Davide Van De Sfroos – Pica

Davide Van De Sfroos - Pica

…Batti e attendi e batti, come il fabbro, come fanno le onde..

Sono passati circa tre anni da quando, entrando in un delizioso locale in riva al lago di Como, ho incontrato sul mio sentiero musicale Davide Van de Sfross, conosciuto da molti lombardi semplicemente come “Il Davide”.
Entrando nel bar ricordo di essere stato immediatamente rapito dal ritmo folkeggiante e da quella voce roca, che lo stereo stava regalando. Una volta chieste informazioni, ricordo di essermi precipitato a comprare “Akuaduulza” e di aver passato il viaggio di ritorno verso Genova, cercando di imparare il dialetto, con il quale il cantautore è solito esprimere la sua verve creativa.

Infatti, anche per questo ultimo delizioso disco “Pica!”, la lingua madre è proprio quella tremezzina, affiancata per brevi momenti da quella nazionale.
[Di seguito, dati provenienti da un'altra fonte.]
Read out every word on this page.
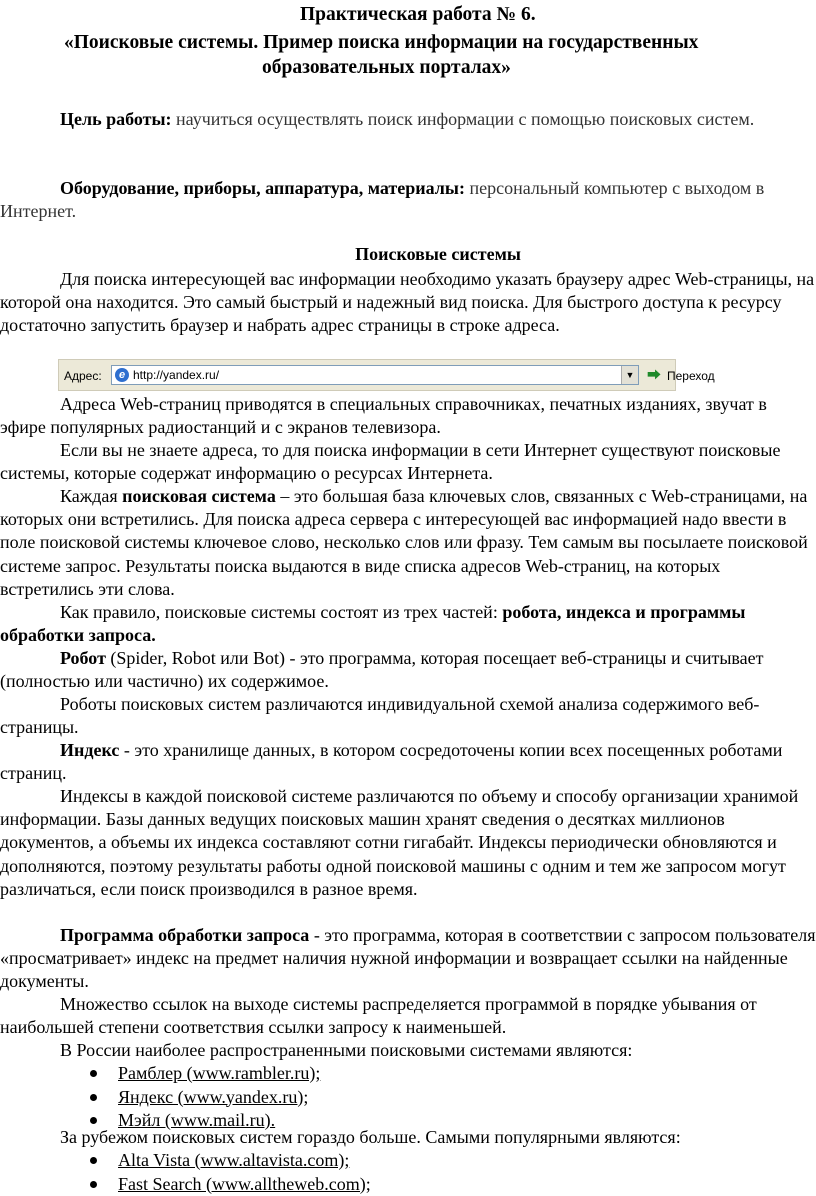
Практическая работа № 6.

«Поисковые системы. Пример поиска информации на государственных

образовательных порталах»

Цель работы: научиться осуществлять поиск информации с помощью поисковых систем.

Оборудование, приборы, аппаратура, материалы: персональный компьютер с выходом в Интернет.

Поисковые системы

Для поиска интересующей вас информации необходимо указать браузеру адрес Web-страницы, на которой она находится. Это самый быстрый и надежный вид поиска. Для быстрого доступа к ресурсу достаточно запустить браузер и набрать адрес страницы в строке адреса.

Адрес:	e http://yandex.ru/	▼ ⮕ Переход

Адреса Web-страниц приводятся в специальных справочниках, печатных изданиях, звучат в эфире популярных радиостанций и с экранов телевизора.

Если вы не знаете адреса, то для поиска информации в сети Интернет существуют поисковые системы, которые содержат информацию о ресурсах Интернета.

Каждая поисковая система – это большая база ключевых слов, связанных с Web-страницами, на которых они встретились. Для поиска адреса сервера с интересующей вас информацией надо ввести в поле поисковой системы ключевое слово, несколько слов или фразу. Тем самым вы посылаете поисковой системе запрос. Результаты поиска выдаются в виде списка адресов Web-страниц, на которых встретились эти слова.

Как правило, поисковые системы состоят из трех частей: робота, индекса и программы обработки запроса.

Робот (Spider, Robot или Bot) - это программа, которая посещает веб-страницы и считывает (полностью или частично) их содержимое.

Роботы поисковых систем различаются индивидуальной схемой анализа содержимого веб-страницы.

Индекс - это хранилище данных, в котором сосредоточены копии всех посещенных роботами страниц.

Индексы в каждой поисковой системе различаются по объему и способу организации хранимой информации. Базы данных ведущих поисковых машин хранят сведения о десятках миллионов документов, а объемы их индекса составляют сотни гигабайт. Индексы периодически обновляются и дополняются, поэтому результаты работы одной поисковой машины с одним и тем же запросом могут различаться, если поиск производился в разное время.

Программа обработки запроса - это программа, которая в соответствии с запросом пользователя «просматривает» индекс на предмет наличия нужной информации и возвращает ссылки на найденные документы.

Множество ссылок на выходе системы распределяется программой в порядке убывания от наибольшей степени соответствия ссылки запросу к наименьшей.

В России наиболее распространенными поисковыми системами являются:

Рамблер (www.rambler.ru);
Яндекс (www.yandex.ru);
Мэйл (www.mail.ru).

За рубежом поисковых систем гораздо больше. Самыми популярными являются:

Alta Vista (www.altavista.com);
Fast Search (www.alltheweb.com);
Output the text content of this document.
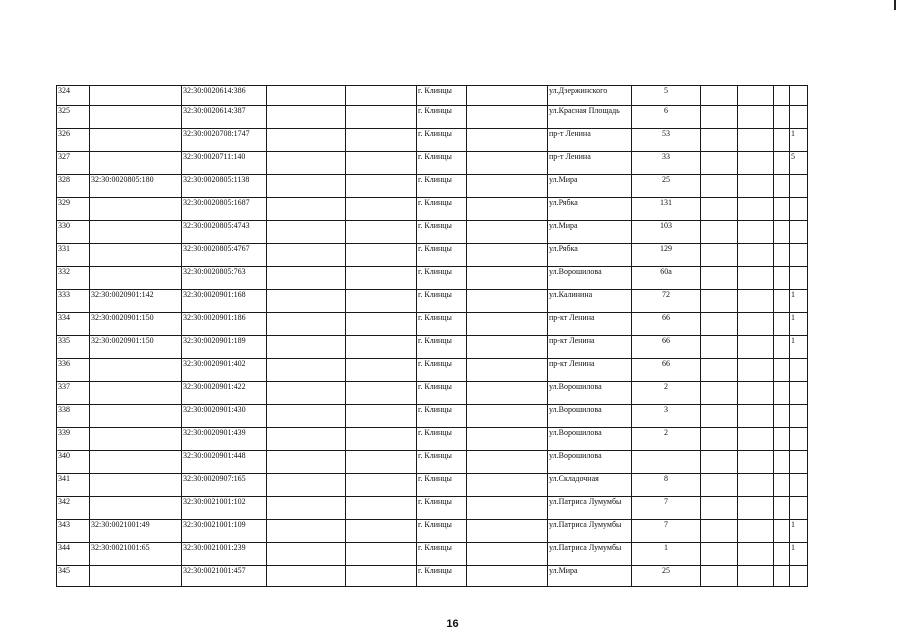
324		32:30:0020614:386			г. Клинцы		ул.Дзержинского	5				
325		32:30:0020614:387			г. Клинцы		ул.Красная Площадь	6				
326		32:30:0020708:1747			г. Клинцы		пр-т Ленина	53				1
327		32:30:0020711:140			г. Клинцы		пр-т Ленина	33				5
328	32:30:0020805:180	32:30:0020805:1138			г. Клинцы		ул.Мира	25				
329		32:30:0020805:1687			г. Клинцы		ул.Рябка	131				
330		32:30:0020805:4743			г. Клинцы		ул.Мира	103				
331		32:30:0020805:4767			г. Клинцы		ул.Рябка	129				
332		32:30:0020805:763			г. Клинцы		ул.Ворошилова	60а				
333	32:30:0020901:142	32:30:0020901:168			г. Клинцы		ул.Калинина	72				1
334	32:30:0020901:150	32:30:0020901:186			г. Клинцы		пр-кт Ленина	66				1
335	32:30:0020901:150	32:30:0020901:189			г. Клинцы		пр-кт Ленина	66				1
336		32:30:0020901:402			г. Клинцы		пр-кт Ленина	66				
337		32:30:0020901:422			г. Клинцы		ул.Ворошилова	2				
338		32:30:0020901:430			г. Клинцы		ул.Ворошилова	3				
339		32:30:0020901:439			г. Клинцы		ул.Ворошилова	2				
340		32:30:0020901:448			г. Клинцы		ул.Ворошилова					
341		32:30:0020907:165			г. Клинцы		ул.Складочная	8				
342		32:30:0021001:102			г. Клинцы		ул.Патриса Лумумбы	7				
343	32:30:0021001:49	32:30:0021001:109			г. Клинцы		ул.Патриса Лумумбы	7				1
344	32:30:0021001:65	32:30:0021001:239			г. Клинцы		ул.Патриса Лумумбы	1				1
345		32:30:0021001:457			г. Клинцы		ул.Мира	25				
16
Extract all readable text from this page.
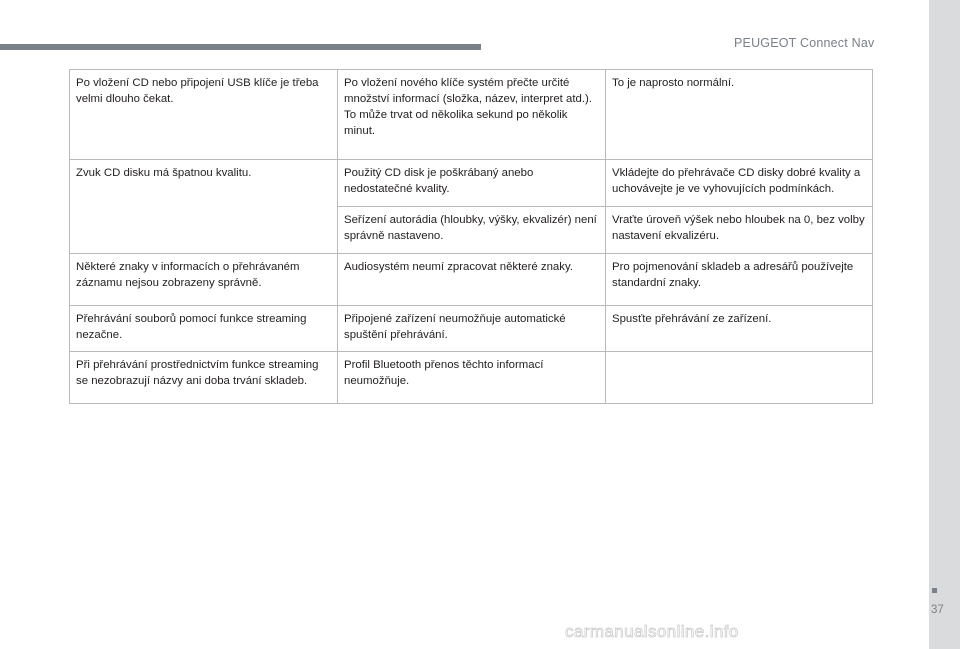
PEUGEOT Connect Nav
37
Po vložení CD nebo připojení USB klíče je třeba velmi dlouho čekat.	Po vložení nového klíče systém přečte určité množství informací (složka, název, interpret atd.). To může trvat od několika sekund po několik minut.	To je naprosto normální.
Zvuk CD disku má špatnou kvalitu.	Použitý CD disk je poškrábaný anebo nedostatečné kvality.	Vkládejte do přehrávače CD disky dobré kvality a uchovávejte je ve vyhovujících podmínkách.
	Seřízení autorádia (hloubky, výšky, ekvalizér) není správně nastaveno.	Vraťte úroveň výšek nebo hloubek na 0, bez volby nastavení ekvalizéru.
Některé znaky v informacích o přehrávaném záznamu nejsou zobrazeny správně.	Audiosystém neumí zpracovat některé znaky.	Pro pojmenování skladeb a adresářů používejte standardní znaky.
Přehrávání souborů pomocí funkce streaming nezačne.	Připojené zařízení neumožňuje automatické spuštění přehrávání.	Spusťte přehrávání ze zařízení.
Při přehrávání prostřednictvím funkce streaming se nezobrazují názvy ani doba trvání skladeb.	Profil Bluetooth přenos těchto informací neumožňuje.	
carmanualsonline.info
Come era accaduto per l’album precedente, Davide Bernasconi, anche in questa sua ultima sua fatica, sviluppa le classiche tematiche di vita vissuta attorno al lago, vero e proprio protagonista delle storie descritte dalle 15 tracks. Narrazioni e piccoli deliziosi racconti, che vivono attorno a personaggi crudi e sostanziali, molto vicini ad un realismo verghiano. Il lavoro, la fatica, il disagio, insieme alla musica, il viaggio e il sogno sono le tematiche care all’autore che riesce a trasformare la sua notevole capacità narrativa in storie bonsai, dalla struttura più vicina ai suoi romanzi che alla classica arte cantautoriale.

“Pica!” prosegue la traversata iniziata con “Brèva e Tivàn”, riuscendo a piccoli passi a conquistare la terra natia, scontrandosi con l’antico assioma “nemo profeta in patria”, trovando così, proprio negli ambienti familiari, la forza per emergere.
Forse ancora molti, al di fuori nell’alto nord, non sanno chi è “Il Davide”, ma vi basterà ascoltare il suo ultimo disco per capirlo e per farvi conquistare, sarà sufficiente prestare orecchio a “El puunt”, track introduttiva, che vi farà capire, che la parlata laghèe non è così ostica come qualcuno può pensare, e probabilmente riuscirà ad ammaliarvi con il suo dolce calore, innaffiato da un turbinante folk vestito da country western, tra violini, tee fer e rullanti.

Il disco riesce ad alternare ottime ritmiche easy listening a dolci ballate. I brani di più facile impatto sono resi nobili dall’uso di strumentazioni particolari come Cabala, eggs, Maracas, Cambalo, hang, che sviluppano toni inusuali e piacevoli, di supporto alle chitarre di Van de Sfross, capaci di dettare ritmi incalzati come in “Lo sciamano” e “ La terza onda”. Proprio quest’ultima, scelta come singolo, si può ascoltare direttamente dall’Official web site http://www.davidevandesfroos.com/pica.asp .

Il volo prosegue attraverso i territori reggae di “La grigna” e quelli hazzardiani di “La ballata di Cimino”, un’autentica country ballad deliziata da un ispirato Alessandro Zaini al banjo. I toni si quietano con la struggente “40 Pass” e con la ballata di “New Orleans”, la cui semplice struttura, dettata dalla batteria di Gianni Brunelli, sorprende per i precisi passaggi che Vignuzzi regala attraverso il pulito suono della chitarra resofonica, alternata sofisticamente alla Fender electric Mandolin.

Menzione a parte la merita “Il minatore di Frontale”, probabilmente il miglior brano dell’album.
Il titolo dell’LP prende spunto proprio da chorus della canzone, questa volta narrata in italiano. Storia di un minatore che in prima persona racconta la sua dura vita :” Non ho incontrato gente, ma solo fari accesi, non crescon girasoli qui dove il mondo è spento, son nato su a Frontale in alta Valtellina, son sceso da ragazzo in tasca alla montagna ed ho imparato i segni e i sogni della roccia, ci ho mescolato i miei …l’ho frantumata tutta.. ”. Una forte immagine della condizione operaia, che molto spesso ancora oggi è privata di una decorosa dignità umana.
L’intuizione geniale dell’autore è di certo stata quella di amalgamare le parole “combat folk”, con ritmi sincopati e ridondanti, capaci di ricordare la cadenza metodica del ferro sulla roccia. Il brano è poi impreziosito da una citazione musicologia che nel chorus rimanda a quegli antichi canti da lavoro, che nelle americhe diedero poi origine a gospel e spirituals.

Insomma siamo di fronte ad un disco molto piacevole, capace di conquistare sin dal primo ascolto, nonostante finisca per perdersi sulla chiusura, probabilmente per l’eccessiva durata. Un prodotto molto ben curato, anche nella sua accattivante digipack version e nel suo booklet interno, raffinato dalle traduzioni di Marco Palumbo, che rendono accessibile a tutti quel tremezzino che pian piano conquisterà altre “zone di confine”.